Yes. And notice that fluoride is listed as a Group 3 carcinogen. This is because the cancer causation demonstrated in animals is not necessarily adequately known to occur in humans. Note the recognized description for group 3:
"agents for which the evidence of carcinogenicity is inadequate in humans but sufficient in experimental animals may be placed in this category when there is strong evidence that the mechanism of carcinogenicity in experimental animals does not operate in humans."
Why ask me to contact the WHO? I didn't do the research work with fluoride on animal cancers. And intentional exposures in intact live humans would be unethical. There is no method of growing bone cells in culture to do fluoride cancer caausing screening assays, so one can put all their eggs in one basket and rely on standard tissue culture tests and hope that bone cells would also follow the same result, but I wouldn't. Bone tissue is far different than other tissues and accumulates fluoride like a sponge compared to other tisssues.
So the WHO leaves it listed as a group 3 carcinogen but this is because everyone wants to have the full answer immediately, even when the full answer may never be known.

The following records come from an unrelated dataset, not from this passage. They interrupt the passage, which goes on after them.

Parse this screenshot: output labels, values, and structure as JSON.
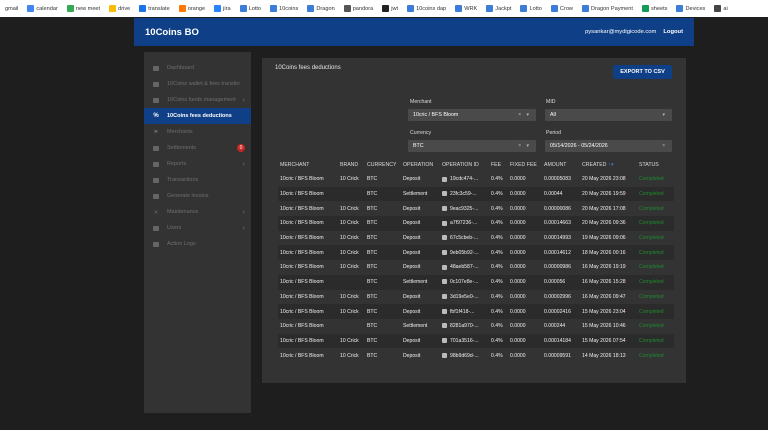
{
  "bookmarks": [
    {
      "label": "gmail",
      "color": "#ffffff"
    },
    {
      "label": "calendar",
      "color": "#4285f4"
    },
    {
      "label": "new meet",
      "color": "#34a853"
    },
    {
      "label": "drive",
      "color": "#fbbc04"
    },
    {
      "label": "translate",
      "color": "#1a73e8"
    },
    {
      "label": "orange",
      "color": "#ff7900"
    },
    {
      "label": "jira",
      "color": "#2684ff"
    },
    {
      "label": "Lotto",
      "color": "#3b7dd8"
    },
    {
      "label": "10coins",
      "color": "#3b7dd8"
    },
    {
      "label": "Dragon",
      "color": "#3b7dd8"
    },
    {
      "label": "pandora",
      "color": "#555555"
    },
    {
      "label": "jwt",
      "color": "#222222"
    },
    {
      "label": "10coins dap",
      "color": "#3b7dd8"
    },
    {
      "label": "WRK",
      "color": "#3b7dd8"
    },
    {
      "label": "Jackpt",
      "color": "#3b7dd8"
    },
    {
      "label": "Lotto",
      "color": "#3b7dd8"
    },
    {
      "label": "Crow",
      "color": "#3b7dd8"
    },
    {
      "label": "Dragon Payment",
      "color": "#3b7dd8"
    },
    {
      "label": "sheets",
      "color": "#0f9d58"
    },
    {
      "label": "Devices",
      "color": "#3b7dd8"
    },
    {
      "label": "ai",
      "color": "#444444"
    }
  ],
  "header": {
    "title": "10Coins BO",
    "user_email": "pysankar@mydigicode.com",
    "logout_label": "Logout"
  },
  "sidebar": {
    "items": [
      {
        "label": "Dashboard",
        "icon": "dashboard-icon",
        "glyph": "",
        "chevron": "",
        "badge": ""
      },
      {
        "label": "10Coins wallet & fees transfer",
        "icon": "wallet-icon",
        "glyph": "",
        "chevron": "",
        "badge": ""
      },
      {
        "label": "10Coins funds management",
        "icon": "funds-icon",
        "glyph": "",
        "chevron": "‹",
        "badge": ""
      },
      {
        "label": "10Coins fees deductions",
        "icon": "percent-icon",
        "glyph": "%",
        "chevron": "",
        "badge": "",
        "active": true
      },
      {
        "label": "Merchants",
        "icon": "merchants-icon",
        "glyph": "⚑",
        "chevron": "",
        "badge": ""
      },
      {
        "label": "Settlements",
        "icon": "settlements-icon",
        "glyph": "",
        "chevron": "",
        "badge": "0"
      },
      {
        "label": "Reports",
        "icon": "reports-icon",
        "glyph": "",
        "chevron": "‹",
        "badge": ""
      },
      {
        "label": "Transactions",
        "icon": "transactions-icon",
        "glyph": "",
        "chevron": "",
        "badge": ""
      },
      {
        "label": "Generate invoice",
        "icon": "invoice-icon",
        "glyph": "",
        "chevron": "",
        "badge": ""
      },
      {
        "label": "Maintenance",
        "icon": "wrench-icon",
        "glyph": "✕",
        "chevron": "‹",
        "badge": ""
      },
      {
        "label": "Users",
        "icon": "users-icon",
        "glyph": "",
        "chevron": "‹",
        "badge": ""
      },
      {
        "label": "Action Logs",
        "icon": "logs-icon",
        "glyph": "",
        "chevron": "",
        "badge": ""
      }
    ]
  },
  "panel": {
    "title": "10Coins fees deductions",
    "export_label": "EXPORT TO CSV"
  },
  "filters": {
    "merchant_label": "Merchant",
    "merchant_value": "10cric / BFS Bloom",
    "mid_label": "MID",
    "mid_value": "All",
    "currency_label": "Currency",
    "currency_value": "BTC",
    "period_label": "Period",
    "period_value": "05/14/2026 - 05/24/2026"
  },
  "table": {
    "columns": [
      "MERCHANT",
      "BRAND",
      "CURRENCY",
      "OPERATION",
      "OPERATION ID",
      "FEE",
      "FIXED FEE",
      "AMOUNT",
      "CREATED",
      "STATUS"
    ],
    "rows": [
      [
        "10cric / BFS Bloom",
        "10 Crick",
        "BTC",
        "Deposit",
        "19cdc474-...",
        "0.4%",
        "0.0000",
        "0.00005083",
        "20 May 2026 23:08",
        "Completed"
      ],
      [
        "10cric / BFS Bloom",
        "",
        "BTC",
        "Settlement",
        "23fc3c59-...",
        "0.4%",
        "0.0000",
        "0.00044",
        "20 May 2026 19:59",
        "Completed"
      ],
      [
        "10cric / BFS Bloom",
        "10 Crick",
        "BTC",
        "Deposit",
        "9eac9325-...",
        "0.4%",
        "0.0000",
        "0.00000086",
        "20 May 2026 17:08",
        "Completed"
      ],
      [
        "10cric / BFS Bloom",
        "10 Crick",
        "BTC",
        "Deposit",
        "a7f97236-...",
        "0.4%",
        "0.0000",
        "0.00014663",
        "20 May 2026 09:36",
        "Completed"
      ],
      [
        "10cric / BFS Bloom",
        "10 Crick",
        "BTC",
        "Deposit",
        "67c5cbeb-...",
        "0.4%",
        "0.0000",
        "0.00014993",
        "19 May 2026 09:06",
        "Completed"
      ],
      [
        "10cric / BFS Bloom",
        "10 Crick",
        "BTC",
        "Deposit",
        "9eb05b92-...",
        "0.4%",
        "0.0000",
        "0.00014612",
        "18 May 2026 00:16",
        "Completed"
      ],
      [
        "10cric / BFS Bloom",
        "10 Crick",
        "BTC",
        "Deposit",
        "48aeb587-...",
        "0.4%",
        "0.0000",
        "0.00000986",
        "16 May 2026 19:19",
        "Completed"
      ],
      [
        "10cric / BFS Bloom",
        "",
        "BTC",
        "Settlement",
        "0c107e8e-...",
        "0.4%",
        "0.0000",
        "0.000056",
        "16 May 2026 15:28",
        "Completed"
      ],
      [
        "10cric / BFS Bloom",
        "10 Crick",
        "BTC",
        "Deposit",
        "3d19e5e0-...",
        "0.4%",
        "0.0000",
        "0.00002996",
        "16 May 2026 09:47",
        "Completed"
      ],
      [
        "10cric / BFS Bloom",
        "10 Crick",
        "BTC",
        "Deposit",
        "fbf1f418-...",
        "0.4%",
        "0.0000",
        "0.00002416",
        "15 May 2026 23:04",
        "Completed"
      ],
      [
        "10cric / BFS Bloom",
        "",
        "BTC",
        "Settlement",
        "8281a970-...",
        "0.4%",
        "0.0000",
        "0.000244",
        "15 May 2026 10:46",
        "Completed"
      ],
      [
        "10cric / BFS Bloom",
        "10 Crick",
        "BTC",
        "Deposit",
        "701a3516-...",
        "0.4%",
        "0.0000",
        "0.00014184",
        "15 May 2026 07:54",
        "Completed"
      ],
      [
        "10cric / BFS Bloom",
        "10 Crick",
        "BTC",
        "Deposit",
        "98b9d69d-...",
        "0.4%",
        "0.0000",
        "0.00009591",
        "14 May 2026 18:13",
        "Completed"
      ]
    ]
  }
}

As for me, I do not accept that fluoride had absolutely no involvement in any way with Ted Kennedy's son getting bone cancer in Boston after fluoridation began there when he was a young child . Yes lethal bone cancer is extremely rare (thank God), but the most efficient way to generate it in animals is with chronic fluoride exposure for years. I don't rely on organizations to make a final decree for any issue that is technically nearly impossible to fully prove beyond doubt.

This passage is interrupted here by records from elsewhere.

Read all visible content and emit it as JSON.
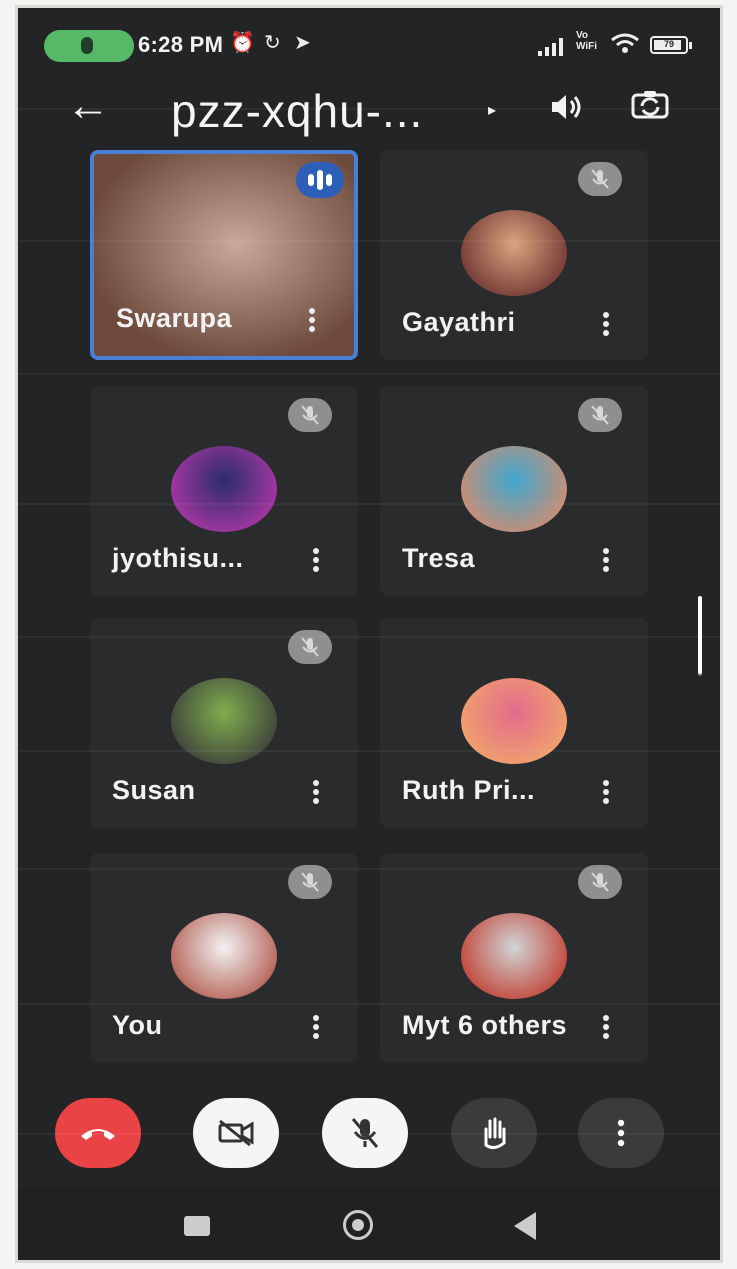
{
  "status_bar": {
    "time": "6:28 PM",
    "battery_label": "79",
    "volte_label": "Vo\nWiFi"
  },
  "app_bar": {
    "meeting_code": "pzz-xqhu-..."
  },
  "participants": [
    {
      "name": "Swarupa",
      "speaking": true,
      "muted": false,
      "avatar_colors": [
        "#c9a99a",
        "#6d4a3c"
      ]
    },
    {
      "name": "Gayathri",
      "speaking": false,
      "muted": true,
      "avatar_colors": [
        "#d9a57d",
        "#6a2f2f"
      ]
    },
    {
      "name": "jyothisu...",
      "speaking": false,
      "muted": true,
      "avatar_colors": [
        "#2b2d6b",
        "#b238a8"
      ]
    },
    {
      "name": "Tresa",
      "speaking": false,
      "muted": true,
      "avatar_colors": [
        "#3fa7cf",
        "#d98b6b"
      ]
    },
    {
      "name": "Susan",
      "speaking": false,
      "muted": true,
      "avatar_colors": [
        "#7fae4e",
        "#3a3a3a"
      ]
    },
    {
      "name": "Ruth Pri...",
      "speaking": false,
      "muted": false,
      "avatar_colors": [
        "#e46b8c",
        "#f1a76a"
      ]
    },
    {
      "name": "You",
      "speaking": false,
      "muted": true,
      "avatar_colors": [
        "#f2f2f2",
        "#b0574b"
      ]
    },
    {
      "name": "Myt 6 others",
      "speaking": false,
      "muted": true,
      "avatar_colors": [
        "#d1d4d6",
        "#c0392b"
      ]
    }
  ],
  "controls": {
    "hangup_color": "#ea4345",
    "icons": [
      "end-call-icon",
      "camera-off-icon",
      "mic-off-icon",
      "raise-hand-icon",
      "more-options-icon"
    ]
  },
  "colors": {
    "background": "#232425",
    "tile": "#2a2b2c",
    "active_border": "#4a7fd6",
    "mute_badge": "#8e8f91"
  }
}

Fluoride is not a nutrient and is only a contaminant in the human body. It is in bone where it does not belong and causes formation of poor qualty bone structure. I choose not to ingest it, but certainly wish the water district would leave my kitchen sink alone, with sterile water that is otherwise clean and devoid of added chemicals, rather than what they insist on me buying, or else I get no tap water at all because fluoridationists insist (unlawfully) it be fluloridated.
Richard Sauerheber, Ph.D.
Bill O & Dr. Sauerheber,
The World Health Organization and the IARC have presented lists of known and possible carcinogens, categorized into 5 groups. The lists are comprehensive and exhaustive. The IARC list includes 1006 substances, and the WHO list includes 983 substances. https://www.bostonglobe.com/metro/2015/10/26/the-carcinogens-identified-world-health-organization/Ad...
Group 1 includes substances that are known to cause cancer. https://en.wikipedia.org/wiki/List_of_IARC_Group_1_carcinogens
Group 2A includes materials in which the Agency is less certain about cancer. https://en.wikipedia.org/wiki/List_of_IARC_Group_2A_carcinogens
Group 2B includes substances in which there is even less certainty. https://en.wikipedia.org/wiki/List_of_IARC_Group_2B_carcinogens
Group 3 includes materials which are “non classifiable.” https://en.wikipedia.org/wiki/List_of_IARC_Group_3_carcinogens
And there is one material listed in Group 4 which is considered “probably not carcinogenic.” It is Caprolactam.
You will not find Fluoride on any of these all-inclusive, far reaching lists. I suggest you take your spin to the IARC, the World Health Organization, or the American Cancer Society and try to convince them. They all disagree with you, as do all experts in the field of Cancer Research.